Pulitzer, Amsterdam

Contributor/ Steve Beale

Best Known For

This 45 year-old self-declared ‘urban resort’ in the heart of Amsterdam’s World Heritage Site has undergone major renovations over the past year, and to spectacular effect. Its most referred-to characteristic is its basic architecture – the hotel is actually 25 conjoined narrow townhouses in the quintessential Amsterdam style. With its sublime restaurants, international-class museums, ubiquitous cycling and wildly imaginative boutiques, this most urbane of districts could lay rightful claim to being the pinnacle of contemporary Western civilisation.

The Good Stuff

The new interior design – and exemplary it admittedly is too – is by Jacu Strauss, the young creative director also responsible for London’s Mondrian.
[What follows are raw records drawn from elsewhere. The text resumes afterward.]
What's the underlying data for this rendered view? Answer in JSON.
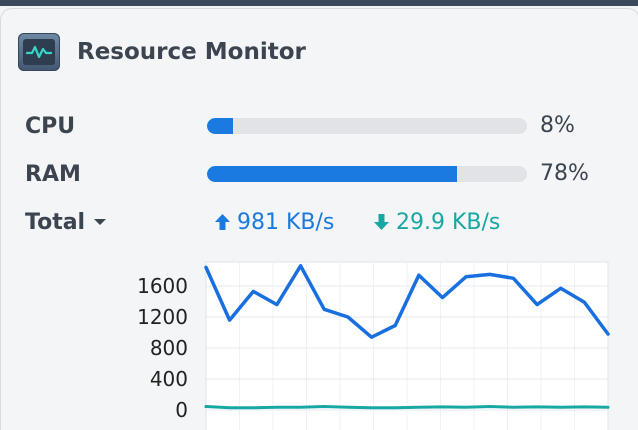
{
  "widget": {
    "title": "Resource Monitor",
    "icon": "resource-monitor-icon"
  },
  "cpu": {
    "label": "CPU",
    "percent_text": "8%",
    "value": 8
  },
  "ram": {
    "label": "RAM",
    "percent_text": "78%",
    "value": 78
  },
  "total": {
    "label": "Total",
    "upload": "981 KB/s",
    "download": "29.9 KB/s"
  },
  "colors": {
    "bar_fill": "#1a7ae0",
    "bar_track": "#e1e3e6",
    "upload": "#1a7ae0",
    "download": "#17a8a3"
  },
  "chart_data": {
    "type": "line",
    "yticks": [
      "1600",
      "1200",
      "800",
      "400",
      "0"
    ],
    "ylim": [
      0,
      1900
    ],
    "grid": true,
    "series": [
      {
        "values": [
          1840,
          1160,
          1530,
          1360,
          1860,
          1300,
          1200,
          940,
          1090,
          1740,
          1450,
          1720,
          1750,
          1700,
          1360,
          1570,
          1390,
          980
        ],
        "color": "#1a6fe0"
      },
      {
        "values": [
          45,
          30,
          30,
          35,
          35,
          45,
          35,
          30,
          30,
          35,
          40,
          35,
          45,
          35,
          40,
          35,
          40,
          35
        ],
        "color": "#17a8a3"
      }
    ]
  }
}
We take our hats off; Strauss has employed traditional local mores in strikingly modern ways. For instance he’s used the colour palette of Holland’s famous seventeenth Century painters – petrol blue, delicate grey and a lavish russet – in glossy, surprisingly sexy, tones. This contrasts with other bourgeois boltholes that really have reached ‘Peak Farrow & Ball’. Old master prints are applied to the upholstery to create seductive interior pieces. Neo-classical sculpture and and the privacy afforded by the hotel’s labyrinthine layout makes for a bewitching visitor experience.

The Vibe

The expansive interior garden is a breathtaking luxury in a city whose real estate prices threaten to outrun London’s. It’s also a splendid consolation for those whose rooms don’t boast a canal view. Further breakout spaces manifest themselves all over the hotel – every nook bears a bookshelf of hardbacks with rather illicit titles, and every surface bears heavyweight art books. But while the interior is especially seductive to the urban bohemian, the guests are comparable to any upper echelon hotel the world over – retired baby boomers and weekending financiers. It’ll be interesting to see how hotels that deal in atmosphere cope with this particular threat to their carefully laid plans in the coming years.

Inside the Hotel – 9/10

We had to talk ourselves out of 10/10 for both of these ratings. Strauss has created an impeccable ambience, as much urban fantasy as urban resort, using literature, art, and antiquity to stimulate the senses rather than gaudiness and hedonism. One public entranceway, for example, is a semi-restored apothecary’s store. Enjoy drinks on the pavement tables, as you window shop macabre curios and watch the new European elite stroll by, or sip cocktails in the conservatory while leafing through fruity lithographs. 

Outside the Hotel – 10/10

Nine Streets is the chicest neighbourhood in Europe’s most sophisticated city, and a world away from the Red Light District of stag night lore. While Amsterdammers have never been especially seduced by fashion, their antique shops and galleries are incomparable. Equally, and unusually for Europe, from canalside cafés to dive bars it seems that the entire population is out socialising at any one time. Take the Pulitzer’s own boat down the canals for a historical tour, for architecture old and new and the story behind the city’s ‘XXX’ symbol – it’s the very same vessel that Churchill rode in triumph after the city’s liberation in spring 1945.